My confusion is as follows, whether there is an algebraic function $\varphi_2(x,\kappa_2)$ (rational function, irrational function can be) and the corresponding modulus, satisfying the following equation? \begin{align*} \int_{0}^{x}\frac{\mathrm{d}t}{\sqrt{\left(1-t^{2}\right)\left(1+\kappa_2^{2}t^{2}\right)}} =\dfrac{1}{\sqrt{2}}\int_{0}^{\varphi_2(x,\kappa_2)}\frac{\mathrm{d}t} {\sqrt{\left(1+t^{2}\right)\left(1-\kappa_2^{2}t^{2}\right)}} \end{align*} If it exists, how to find it?
[1] Abel N.-H. (1828) Recherches sur les fonctions elliptiques (suite du Mémoire n°9). Cr. [Journal für die reine und angewandte Mathematik. Journal de Crelle.
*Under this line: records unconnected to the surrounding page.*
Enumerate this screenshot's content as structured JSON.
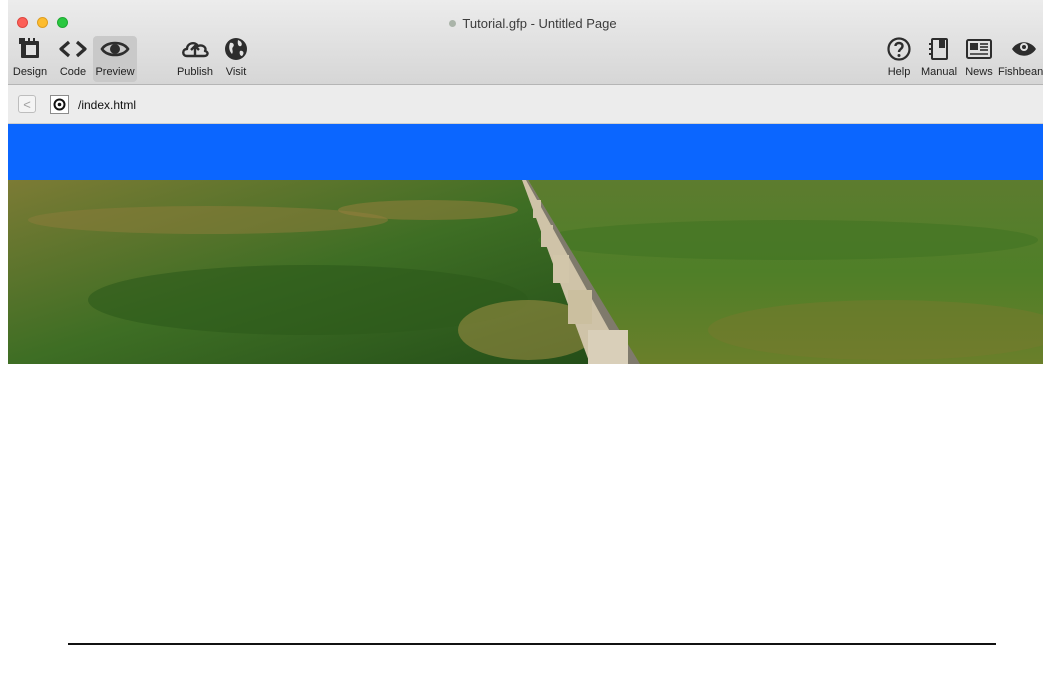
{
  "window": {
    "title": "Tutorial.gfp - Untitled Page"
  },
  "toolbar": {
    "left": [
      {
        "label": "Design",
        "icon": "design-icon"
      },
      {
        "label": "Code",
        "icon": "code-icon"
      },
      {
        "label": "Preview",
        "icon": "eye-icon",
        "active": true
      },
      {
        "label": "Publish",
        "icon": "cloud-upload-icon"
      },
      {
        "label": "Visit",
        "icon": "globe-icon"
      }
    ],
    "right": [
      {
        "label": "Help",
        "icon": "help-icon"
      },
      {
        "label": "Manual",
        "icon": "manual-icon"
      },
      {
        "label": "News",
        "icon": "news-icon"
      },
      {
        "label": "Fishbean",
        "icon": "fishbean-icon"
      }
    ]
  },
  "navbar": {
    "back_glyph": "<",
    "url": "/index.html"
  },
  "page": {
    "banner_color": "#0b66ff",
    "hero_image": "grassland-with-wooden-fence"
  }
}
Berlin.] 3, 160-187. https://gdz.sub.uni-goettingen.de/id/PPN243919689_0003?tify=%7B%22pages%22%3A%5B189%5D%2C%22view%22%3A%22info%22%7D
[2] Katsuya Miyake. COMPLEX MULTIPLICATION IN THE SENSE OF ABEL[C] NUMBER THEORY: Plowing and Starring Through High Wave Forms: Proceedings of the 7th China–Japan Seminar. 2015: 145-167.
[3] Umeno Ken. Theory of Complex Multiplication as a Cradle of Exactly Solvable Chaos[J]. Bulletin of the Japan Society for Industrial and Applied Mathematics (in Japanese), 2022, 32(4): 221-234. https://www.jstage.jst.go.jp/article/bjsiam/32/4/32_221/_pdf
[4] Katsuya Miyake. Origin of class field theory (number theory and its applications)[J]. RIMS Kôkyûroku, 1998, 1060: 185-209. https://www.kurims.kyoto-u.ac.jp/~kyodo/kokyuroku/contents/pdf/1060-21.pdf
[5] Takase Masahito. Three Aspects of the Theory of Complex Multiplication[J]. The Intersection of History and Mathematics, 1994: 91-108.